Steve Cropley Admiring Volvo’s solid build quality
SATURDAY, SUNDAY
I’ve been driving the Volvo XC40, which has been a thoroughly uplifting experience. It’s a new arrival on our test fleet and what strikes me instantly – besides the refreshingly non-german cockpit and the way it drives like a big car while fitting small-car spaces – is that this is the first car I’ve driven for ages without any hint of a trim rattle. Not one. I can’t get over how good it feels to bump through local railway crossings in a car that feels – in the trim mounting sense – as if it’s made of granite. Silent trim is one of those things, like perfect panel gaps, that you’d never list as a priority in a buyer survey but your car-nut’s subconscious values highly.
TUESDAY
Depressed. Just read a Twitter comment from a well-known motoring hack, dissing diesels. “I know as a UK car journo you’re supposed to say diesel is great,” he writes, “but it’s horrible and I’m glad its dying out.” I think it’s regrettable. First, a decent hack has disqualified himself from ever passing believable judgment on a diesel model again. Second, even aggressive legislators agree the latest diesels are as clean as petrol cars. That doesn’t make either perfect, but both are equally legal and respectable. Third, car makers have to go on selling these (clean combustion) cars so they can afford to make the new-tech models waiting in the wings. Without that, there’ll be no cars, no jobs and no industry.
WEDNESDAY AM
Took a new Mercedes A180d on a very interesting round trip to Coventry. I’ve been busting for a decent go in this car since reading Andrew Frankel’s bullish review a month or two ago and discovered that (of course) he was spot on. The A-class diesel is comfortable and refined, with sweet controls and spectacular economy (my 210-mile return trip netted 67mpg). Best of all, its three driving modes seem perfectly judged: Comfort is indeed comfortable without being bouncy and Sport offers better body control without being knobbly. However, the real revelation is Economy. I usually hate these settings, so often designed to dull the responses great engineers have spent years and millions designing in. But in the A180d, Economy preserves the smoothness and innate responsiveness of the powertrain while pleasingly using the low-revs torque and adding about 2.5mpg (according to my early estimate) to whatever you achieve in other regimes.
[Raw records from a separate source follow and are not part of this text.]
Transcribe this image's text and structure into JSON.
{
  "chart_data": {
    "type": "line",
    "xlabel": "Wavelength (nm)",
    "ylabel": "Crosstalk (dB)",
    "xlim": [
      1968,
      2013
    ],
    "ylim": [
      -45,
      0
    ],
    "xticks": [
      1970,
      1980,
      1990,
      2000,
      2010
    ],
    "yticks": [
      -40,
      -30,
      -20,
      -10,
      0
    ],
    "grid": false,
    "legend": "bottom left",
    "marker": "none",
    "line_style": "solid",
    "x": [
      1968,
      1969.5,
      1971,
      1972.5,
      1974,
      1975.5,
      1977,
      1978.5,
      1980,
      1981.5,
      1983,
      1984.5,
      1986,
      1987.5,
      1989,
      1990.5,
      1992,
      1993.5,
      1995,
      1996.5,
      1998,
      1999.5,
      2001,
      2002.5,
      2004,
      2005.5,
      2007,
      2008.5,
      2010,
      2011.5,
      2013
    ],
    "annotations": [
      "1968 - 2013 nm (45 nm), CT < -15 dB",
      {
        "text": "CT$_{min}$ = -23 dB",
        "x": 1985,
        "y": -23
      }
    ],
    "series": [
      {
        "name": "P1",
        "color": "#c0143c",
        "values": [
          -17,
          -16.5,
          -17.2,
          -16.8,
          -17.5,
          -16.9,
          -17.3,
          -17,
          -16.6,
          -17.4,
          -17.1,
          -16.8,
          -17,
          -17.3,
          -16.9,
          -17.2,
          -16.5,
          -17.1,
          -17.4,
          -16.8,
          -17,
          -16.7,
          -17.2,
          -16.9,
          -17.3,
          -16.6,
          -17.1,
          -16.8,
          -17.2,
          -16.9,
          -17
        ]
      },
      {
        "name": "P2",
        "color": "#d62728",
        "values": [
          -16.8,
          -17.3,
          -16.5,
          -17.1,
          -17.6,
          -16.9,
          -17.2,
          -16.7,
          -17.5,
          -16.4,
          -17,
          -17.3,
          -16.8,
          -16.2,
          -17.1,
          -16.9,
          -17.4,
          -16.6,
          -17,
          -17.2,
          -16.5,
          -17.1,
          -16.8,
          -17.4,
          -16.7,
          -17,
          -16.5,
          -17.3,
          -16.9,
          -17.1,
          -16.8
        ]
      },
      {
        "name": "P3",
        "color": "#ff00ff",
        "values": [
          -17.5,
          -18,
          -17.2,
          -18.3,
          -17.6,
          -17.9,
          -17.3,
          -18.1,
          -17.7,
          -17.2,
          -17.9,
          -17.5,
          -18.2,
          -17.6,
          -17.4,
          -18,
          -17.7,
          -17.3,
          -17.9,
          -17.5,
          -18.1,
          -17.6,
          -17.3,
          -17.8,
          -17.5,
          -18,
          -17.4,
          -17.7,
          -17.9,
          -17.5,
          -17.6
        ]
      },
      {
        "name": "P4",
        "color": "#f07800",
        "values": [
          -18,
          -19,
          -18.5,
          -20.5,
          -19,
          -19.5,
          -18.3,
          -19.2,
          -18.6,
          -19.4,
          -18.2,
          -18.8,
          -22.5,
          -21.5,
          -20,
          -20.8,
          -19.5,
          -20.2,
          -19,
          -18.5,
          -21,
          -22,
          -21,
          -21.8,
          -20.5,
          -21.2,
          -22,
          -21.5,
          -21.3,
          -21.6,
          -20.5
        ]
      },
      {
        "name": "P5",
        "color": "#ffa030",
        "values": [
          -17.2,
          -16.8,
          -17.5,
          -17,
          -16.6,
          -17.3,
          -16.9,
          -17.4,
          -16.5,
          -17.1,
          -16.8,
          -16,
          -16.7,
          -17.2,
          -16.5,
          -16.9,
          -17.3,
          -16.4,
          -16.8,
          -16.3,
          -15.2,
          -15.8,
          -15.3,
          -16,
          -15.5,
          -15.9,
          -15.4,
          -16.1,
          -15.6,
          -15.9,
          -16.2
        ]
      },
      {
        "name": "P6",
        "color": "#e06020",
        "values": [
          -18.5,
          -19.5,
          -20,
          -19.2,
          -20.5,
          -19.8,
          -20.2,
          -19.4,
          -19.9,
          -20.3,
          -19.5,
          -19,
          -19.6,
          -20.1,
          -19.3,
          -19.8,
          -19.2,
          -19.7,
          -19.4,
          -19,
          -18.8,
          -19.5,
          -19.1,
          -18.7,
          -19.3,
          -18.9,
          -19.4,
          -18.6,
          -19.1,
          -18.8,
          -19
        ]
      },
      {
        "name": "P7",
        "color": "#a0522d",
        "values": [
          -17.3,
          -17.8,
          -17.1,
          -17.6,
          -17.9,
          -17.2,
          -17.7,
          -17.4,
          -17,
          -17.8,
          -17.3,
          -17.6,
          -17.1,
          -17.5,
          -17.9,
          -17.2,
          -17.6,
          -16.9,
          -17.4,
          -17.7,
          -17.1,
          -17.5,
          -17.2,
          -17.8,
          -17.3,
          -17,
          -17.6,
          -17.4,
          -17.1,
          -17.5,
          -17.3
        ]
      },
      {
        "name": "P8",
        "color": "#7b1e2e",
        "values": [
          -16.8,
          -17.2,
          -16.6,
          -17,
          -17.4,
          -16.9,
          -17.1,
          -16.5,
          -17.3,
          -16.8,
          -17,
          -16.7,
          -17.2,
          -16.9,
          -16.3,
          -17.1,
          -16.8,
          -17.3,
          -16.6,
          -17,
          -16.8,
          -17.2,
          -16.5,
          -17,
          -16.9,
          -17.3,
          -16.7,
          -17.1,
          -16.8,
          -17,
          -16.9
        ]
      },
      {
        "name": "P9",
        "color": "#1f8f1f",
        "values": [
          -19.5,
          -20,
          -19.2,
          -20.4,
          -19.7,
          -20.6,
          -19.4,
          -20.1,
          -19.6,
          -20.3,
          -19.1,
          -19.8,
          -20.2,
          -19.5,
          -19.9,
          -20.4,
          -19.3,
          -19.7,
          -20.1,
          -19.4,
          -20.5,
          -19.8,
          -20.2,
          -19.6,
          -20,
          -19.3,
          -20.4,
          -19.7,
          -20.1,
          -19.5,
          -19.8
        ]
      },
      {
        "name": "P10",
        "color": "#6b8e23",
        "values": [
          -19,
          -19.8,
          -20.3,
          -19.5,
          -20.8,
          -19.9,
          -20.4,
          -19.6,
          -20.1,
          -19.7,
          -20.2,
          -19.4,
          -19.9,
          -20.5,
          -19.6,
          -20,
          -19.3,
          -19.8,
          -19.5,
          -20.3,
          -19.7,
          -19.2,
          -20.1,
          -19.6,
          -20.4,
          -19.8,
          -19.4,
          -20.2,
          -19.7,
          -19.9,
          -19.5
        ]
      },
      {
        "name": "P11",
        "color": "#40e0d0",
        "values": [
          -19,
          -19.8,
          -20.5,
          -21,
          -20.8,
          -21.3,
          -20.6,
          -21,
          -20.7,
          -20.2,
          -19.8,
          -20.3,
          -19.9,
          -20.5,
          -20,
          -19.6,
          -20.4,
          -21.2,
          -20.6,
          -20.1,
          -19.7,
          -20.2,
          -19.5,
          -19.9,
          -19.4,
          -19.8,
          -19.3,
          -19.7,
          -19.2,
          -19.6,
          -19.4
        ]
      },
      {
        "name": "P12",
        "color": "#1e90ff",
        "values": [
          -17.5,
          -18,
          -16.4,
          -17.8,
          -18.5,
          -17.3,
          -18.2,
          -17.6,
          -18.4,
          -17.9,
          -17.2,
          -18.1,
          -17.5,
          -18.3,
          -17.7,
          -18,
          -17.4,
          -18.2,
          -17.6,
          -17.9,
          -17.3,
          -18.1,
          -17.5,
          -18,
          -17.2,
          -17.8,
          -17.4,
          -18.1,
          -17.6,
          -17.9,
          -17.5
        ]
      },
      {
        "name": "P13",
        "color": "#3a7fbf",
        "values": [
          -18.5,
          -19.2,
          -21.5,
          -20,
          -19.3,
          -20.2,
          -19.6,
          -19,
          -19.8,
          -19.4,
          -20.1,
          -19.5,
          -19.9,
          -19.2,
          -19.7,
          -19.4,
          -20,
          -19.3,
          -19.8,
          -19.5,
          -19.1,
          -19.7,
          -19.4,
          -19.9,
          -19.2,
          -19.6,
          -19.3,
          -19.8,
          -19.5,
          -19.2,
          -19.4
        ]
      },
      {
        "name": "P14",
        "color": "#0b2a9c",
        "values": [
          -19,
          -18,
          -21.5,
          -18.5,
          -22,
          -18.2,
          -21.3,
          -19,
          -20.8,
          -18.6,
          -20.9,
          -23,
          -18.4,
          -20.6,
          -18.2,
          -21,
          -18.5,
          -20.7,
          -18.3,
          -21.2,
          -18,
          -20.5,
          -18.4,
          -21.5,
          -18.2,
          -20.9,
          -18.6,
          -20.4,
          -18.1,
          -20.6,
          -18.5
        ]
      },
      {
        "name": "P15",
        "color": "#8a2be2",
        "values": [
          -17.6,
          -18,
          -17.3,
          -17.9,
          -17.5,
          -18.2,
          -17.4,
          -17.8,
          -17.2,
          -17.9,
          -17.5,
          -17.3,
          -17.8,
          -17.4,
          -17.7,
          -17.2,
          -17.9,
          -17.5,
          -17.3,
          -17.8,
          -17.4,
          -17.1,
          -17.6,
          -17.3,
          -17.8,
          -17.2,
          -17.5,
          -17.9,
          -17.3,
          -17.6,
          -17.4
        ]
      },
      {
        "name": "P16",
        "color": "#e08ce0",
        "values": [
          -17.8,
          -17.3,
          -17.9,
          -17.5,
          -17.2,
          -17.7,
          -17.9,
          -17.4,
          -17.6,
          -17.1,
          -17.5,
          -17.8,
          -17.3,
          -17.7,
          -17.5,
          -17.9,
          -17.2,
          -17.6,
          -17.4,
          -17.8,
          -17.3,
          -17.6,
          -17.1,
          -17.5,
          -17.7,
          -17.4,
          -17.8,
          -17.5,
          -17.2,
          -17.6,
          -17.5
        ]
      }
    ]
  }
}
Your car-nut’s subconscious values silent trim highly
WEDNESDAY PM
It’s 11 years since I helped persuade Coventry University to launch a masters degree in automotive journalism, and in that time about 80 people have graduated, 50-odd of whom have subsequently found careers in our business. Which means (commercial message alert) that doing this course gives the graduate better than half a chance of finding a job in a line of work that’s very difficult to enter.
Haranguing a bunch of super-keen students (which I’m invited to do annually, as visiting professor) is never a chore. Indeed, explaining the positives of something you love improves your own appreciation of it. Pressed by someone to name the very best thing about our brand of journalism, I found myself citing the way individual effort is valued and rewarded.
Puts me in mind of a rhyme praising individual effort from David Ogilvy’s famous tome, Ogilvy on Advertising: “Search through all our towns and cities; you’ll see no statues of committees.”